Questa recrudescenza della violenza sta spingendo molti abitanti di Baghdad alla fuga. Fuggono dalle bombe poste sul ciglio delle strade e nei mercati, dagli omicidi mirati che colpiscono ora le une ora le altre componenti delle diverse realtà religiose, dai rapimenti, dalle intimidazioni.
Fuggono verso zone considerate più tranquille, o più omogenee dal punto di vista della fede dei loro abitanti. Così molti sciiti provenienti dalle altre parti del paese o dalla stessa capitale tendono a trasferirsi nei sobborghi settentrionali della stessa, limitrofi a Sadr City, roccaforte del leader Moqtada Al Sadr e dove la legge è quella imposta dalla sua milizia: l'esercito del Mahdi.
Così alcune famiglie cristiane si stanno trasferendo a Baghdad Jadida, lasciando il pericolosissimo quartiere meridionale di Dora Mekanik, dove in una sola strada, costellata di check points, è possibile trovare qualche negozio aperto, ma solo fino alle due del pomeriggio, quando scatta un coprifuoco spontaneo che chiude in casa la popolazione terrorizzata.
Fuggono dalla violenza, ma non solo.

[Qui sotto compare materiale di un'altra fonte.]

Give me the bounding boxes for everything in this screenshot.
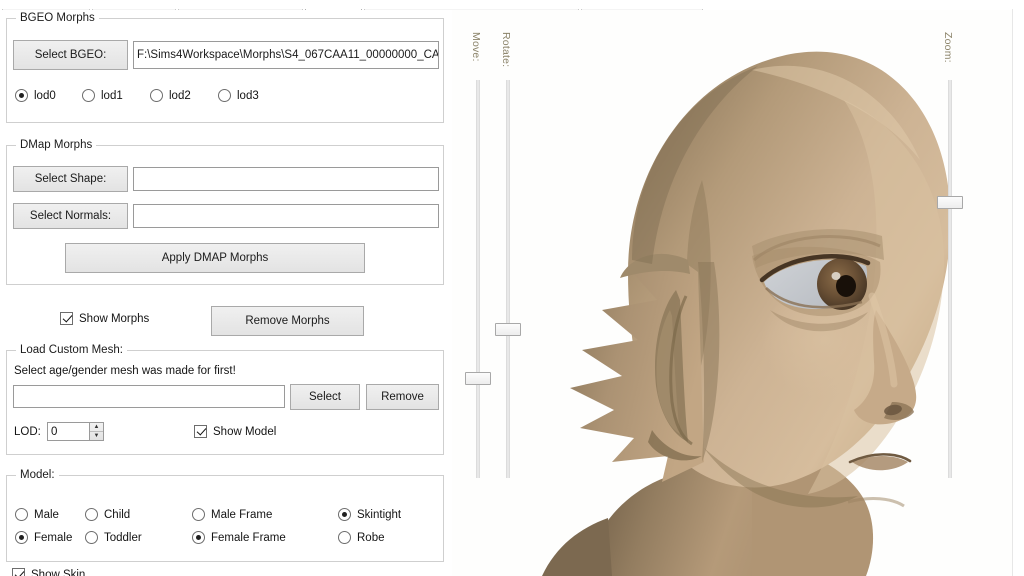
show-model-checkbox[interactable]: Show Model xyxy=(194,425,276,438)
bgeo-morphs-group: BGEO Morphs Select BGEO: F:\Sims4Workspa… xyxy=(6,18,444,123)
model-female-frame-label: Female Frame xyxy=(211,532,286,544)
model-male-frame-label: Male Frame xyxy=(211,509,272,521)
lod-increment-icon[interactable]: ▲ xyxy=(90,423,103,432)
show-skin-label: Show Skin xyxy=(31,569,85,576)
normals-path-input[interactable] xyxy=(133,204,439,228)
shape-path-input[interactable] xyxy=(133,167,439,191)
model-child-radio[interactable]: Child xyxy=(85,508,130,521)
rotate-slider-thumb[interactable] xyxy=(495,323,521,336)
radio-indicator xyxy=(192,531,205,544)
radio-indicator xyxy=(338,508,351,521)
show-model-label: Show Model xyxy=(213,426,276,438)
model-toddler-label: Toddler xyxy=(104,532,142,544)
lod-stepper-buttons[interactable]: ▲ ▼ xyxy=(89,422,104,441)
zoom-slider[interactable]: Zoom: xyxy=(932,28,968,478)
rotate-slider-track[interactable] xyxy=(506,80,510,478)
radio-indicator xyxy=(218,89,231,102)
radio-indicator xyxy=(85,508,98,521)
checkbox-indicator xyxy=(12,568,25,576)
custom-mesh-path-input[interactable] xyxy=(13,385,285,408)
lod1-radio-label: lod1 xyxy=(101,90,123,102)
apply-dmap-morphs-button[interactable]: Apply DMAP Morphs xyxy=(65,243,365,273)
rotate-slider-label: Rotate: xyxy=(500,32,512,67)
radio-indicator xyxy=(338,531,351,544)
lod1-radio[interactable]: lod1 xyxy=(82,89,123,102)
select-shape-button[interactable]: Select Shape: xyxy=(13,166,128,192)
model-skintight-label: Skintight xyxy=(357,509,401,521)
zoom-slider-thumb[interactable] xyxy=(937,196,963,209)
bgeo-morphs-title: BGEO Morphs xyxy=(16,12,99,24)
radio-indicator xyxy=(15,531,28,544)
model-toddler-radio[interactable]: Toddler xyxy=(85,531,142,544)
model-robe-radio[interactable]: Robe xyxy=(338,531,385,544)
model-male-label: Male xyxy=(34,509,59,521)
left-control-panel: BGEO Morphs Select BGEO: F:\Sims4Workspa… xyxy=(0,10,452,576)
radio-indicator xyxy=(82,89,95,102)
model-female-label: Female xyxy=(34,532,72,544)
dmap-morphs-group: DMap Morphs Select Shape: Select Normals… xyxy=(6,145,444,285)
radio-indicator xyxy=(15,508,28,521)
radio-indicator xyxy=(192,508,205,521)
lod3-radio-label: lod3 xyxy=(237,90,259,102)
radio-indicator xyxy=(150,89,163,102)
model-preview-viewport[interactable]: Move: Rotate: Zoom: xyxy=(452,10,1012,576)
model-child-label: Child xyxy=(104,509,130,521)
model-female-frame-radio[interactable]: Female Frame xyxy=(192,531,286,544)
lod-value[interactable]: 0 xyxy=(47,422,89,441)
select-mesh-button[interactable]: Select xyxy=(290,384,360,410)
load-custom-mesh-title: Load Custom Mesh: xyxy=(16,344,127,356)
select-bgeo-button[interactable]: Select BGEO: xyxy=(13,40,128,70)
head-model-render xyxy=(452,10,1012,576)
window-top-edge xyxy=(0,0,1024,9)
lod-label: LOD: xyxy=(14,426,41,438)
model-title: Model: xyxy=(16,469,59,481)
bgeo-path-input[interactable]: F:\Sims4Workspace\Morphs\S4_067CAA11_000… xyxy=(133,41,439,69)
application-window: Create DMaps Create BGEO Edit/Create Bon… xyxy=(0,0,1024,576)
radio-indicator xyxy=(85,531,98,544)
dmap-morphs-title: DMap Morphs xyxy=(16,139,96,151)
remove-morphs-button[interactable]: Remove Morphs xyxy=(211,306,364,336)
model-male-radio[interactable]: Male xyxy=(15,508,59,521)
model-male-frame-radio[interactable]: Male Frame xyxy=(192,508,272,521)
show-morphs-checkbox[interactable]: Show Morphs xyxy=(60,312,149,325)
checkbox-indicator xyxy=(60,312,73,325)
lod0-radio-label: lod0 xyxy=(34,90,56,102)
show-morphs-label: Show Morphs xyxy=(79,313,149,325)
checkbox-indicator xyxy=(194,425,207,438)
zoom-slider-label: Zoom: xyxy=(942,32,954,63)
move-slider-track[interactable] xyxy=(476,80,480,478)
model-group: Model: Male Female Child Toddler Male Fr… xyxy=(6,475,444,562)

In una città in cui ci si deve considerare fortunati a vivere in un quartiere dove l'elettricità viene erogata per un ora e sospesa per cinque, e dove il prezzo del gasolio per i generatori è salito alle stelle, chi può fugge verso il nord per scampare all'imminente estate che anche quest'anno porterà la temperatura fino a 55°.
Essere a Baghdad d'estate vuol dire vivere costantemente in un forno, ed anche prima della guerra era così. Anche prima molte persone non potevano condizionare le proprie case, ma allora era possibile cercare refrigerio sui tetti piatti dove intere famiglie si trasferivano di notte a dormire, o cercare la brezza lungo i viali che costeggiano il Tigri. Ora non più!